A Pointe Coupee Parish police juror asked local and state officials Wednesday to weigh in on the legality of the Police Jury’s decision to give a local developer a more than $20,000 discount on a building permit to construct a nearly $8 million nursing home.

Juror Justin Cox has asked the parish’s District Attorney’s Office, as well as the state attorney general and legislative auditor, to look into why the administration only collected $17,549 from the developer for the building permit when the parish’s ordinance mandates the developer be charged $39,415.

Cox said he believes the developer, Gerard LaCour, is getting special treatment, thanks to “good ole boy politics.”

“You cannot make special rules for certain people,” Cox said Wednesday. “(Juror) Kyle Olinde just wants to help this man because he lives in his district.”

Olinde called the situation “unique.”

“I’m not going to shut down an $8 million project while we bicker back and forth,” Olinde said Wednesday.

Olinde admitted he authorized Parish Administrator Jim Bello to charge LaCour the lesser fee.

“I told (Bello) to go ahead and issue the permit so (LaCour) could stay within his budget for the project while we see what we can come up with to amend our ordinance,” Olinde said. “I’m definitely not trying to do anything illegal.”

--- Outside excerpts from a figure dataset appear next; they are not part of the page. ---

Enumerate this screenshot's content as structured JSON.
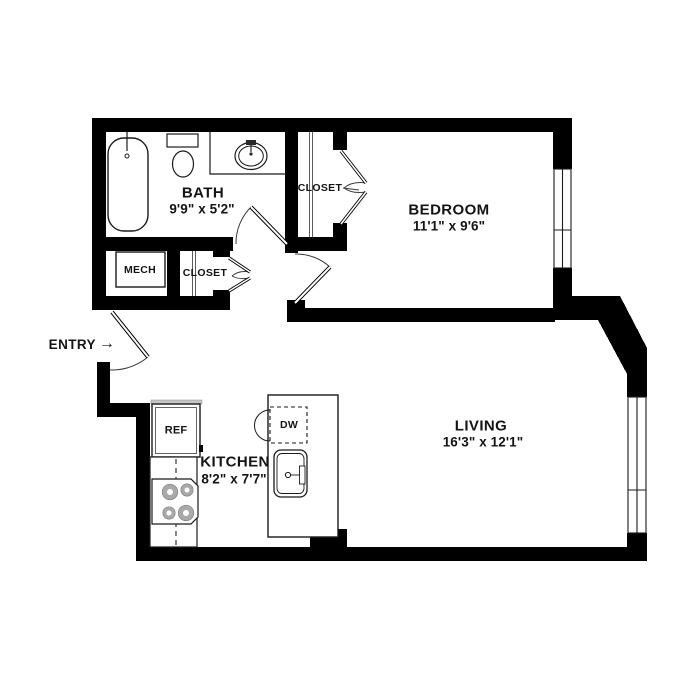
{
  "rooms": {
    "bath": {
      "name": "BATH",
      "dims": "9'9\" x 5'2\""
    },
    "bedroom": {
      "name": "BEDROOM",
      "dims": "11'1\" x 9'6\""
    },
    "living": {
      "name": "LIVING",
      "dims": "16'3\" x 12'1\""
    },
    "kitchen": {
      "name": "KITCHEN",
      "dims": "8'2\" x 7'7\""
    },
    "mech": {
      "name": "MECH"
    },
    "hallCloset": {
      "name": "CLOSET"
    },
    "bedroomCloset": {
      "name": "CLOSET"
    }
  },
  "appliances": {
    "refrigerator": "REF",
    "dishwasher": "DW"
  },
  "entry": {
    "label": "ENTRY",
    "arrow": "→"
  },
  "colors": {
    "wall": "#000000",
    "line": "#2b2b2b",
    "burner": "#a9a9a9",
    "background": "#ffffff"
  }
}
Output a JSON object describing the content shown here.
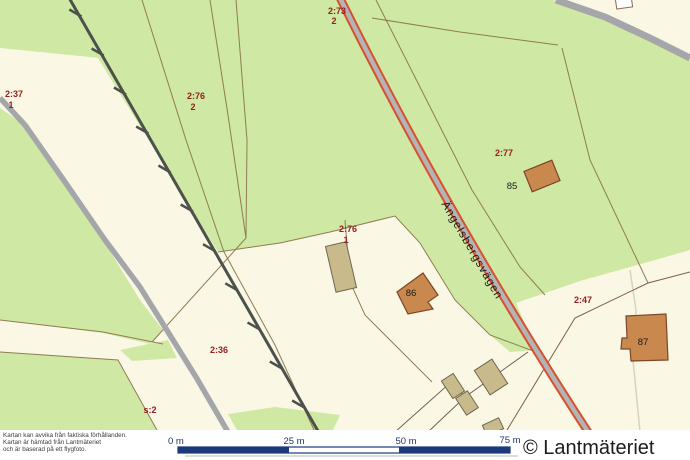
{
  "map": {
    "road_name": "Ängelsbergsvägen",
    "parcels": [
      {
        "id": "2-73",
        "label": "2:73",
        "sub": "2"
      },
      {
        "id": "2-37",
        "label": "2:37",
        "sub": "1"
      },
      {
        "id": "2-76-2",
        "label": "2:76",
        "sub": "2"
      },
      {
        "id": "2-77",
        "label": "2:77",
        "sub": ""
      },
      {
        "id": "2-76-1",
        "label": "2:76",
        "sub": "1"
      },
      {
        "id": "2-36",
        "label": "2:36",
        "sub": ""
      },
      {
        "id": "2-47",
        "label": "2:47",
        "sub": ""
      },
      {
        "id": "s-2",
        "label": "s:2",
        "sub": ""
      }
    ],
    "buildings": [
      {
        "number": "85"
      },
      {
        "number": "86"
      },
      {
        "number": "87"
      }
    ],
    "colors": {
      "open_land": "#fbf7e5",
      "forest": "#cfe8a3",
      "railway": "#4c514c",
      "minor_road": "#a4a6a9",
      "main_road_casing": "#d85030",
      "main_road_fill": "#b3b4b6",
      "parcel_boundary": "#8e7d54",
      "parcel_label": "#932121",
      "building_fill": "#c8884e",
      "outbuilding_fill": "#c9ba8c",
      "scale_bar": "#1b3a7c"
    }
  },
  "footer": {
    "disclaimer": [
      "Kartan kan avvika från faktiska förhållanden.",
      "Kartan är hämtad från Lantmäteriet",
      "och är baserad på ett flygfoto."
    ],
    "scale_labels": [
      "0 m",
      "25 m",
      "50 m",
      "75 m"
    ],
    "copyright": "© Lantmäteriet"
  }
}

Cox emailed state officials after the Police Jury voted Tuesday, 8 to 4, to ratify Bello’s directive to the permit office to allow LaCour to pay the lesser amount, which was based on fee rates the parish had before the jury amended its building permit ordinance in May 2013.

Jurors Allen Monk, Russell Young, Janet Vosburg, John Pourciau, Melanie Bueche, Cornell Dukes and Clifford Nelson voted in favor of the motion.

Cox, Albert Dukes, Glenn Ray Cline and Kurt Jarreau opposed it.

LaCour said Wednesday he asked to pay the lower amount because officials failed to notify him that permit rates had increased before he submitted his permit application in December 2013.

“I’ve been working on this project for seven years and no one bothered to call me about the permit fee going up,” LaCour said. “I felt like someone should have picked up the phone to call me. (They) knew I was trying to get my equity position up while I was working on getting bank and federal financing.”

He said he had the Police Jury’s support.

“They didn’t want to stop a project that was going to benefit the parish and employ 40 to 60 people,” LaCour said. “Evidently, Mr. Cox has a problem with that.”

But Cox said he believes the jury’s action Tuesday is unfair to the other 40 applicants who have applied for building permits since May 2013 and had to pay the increased fees.

“This is not about economic development,” Cox said. “(LaCour) held this project up for $20,000 — that’s how it should be looked at,” Cox said. “This is the law of the land that needs to be followed.”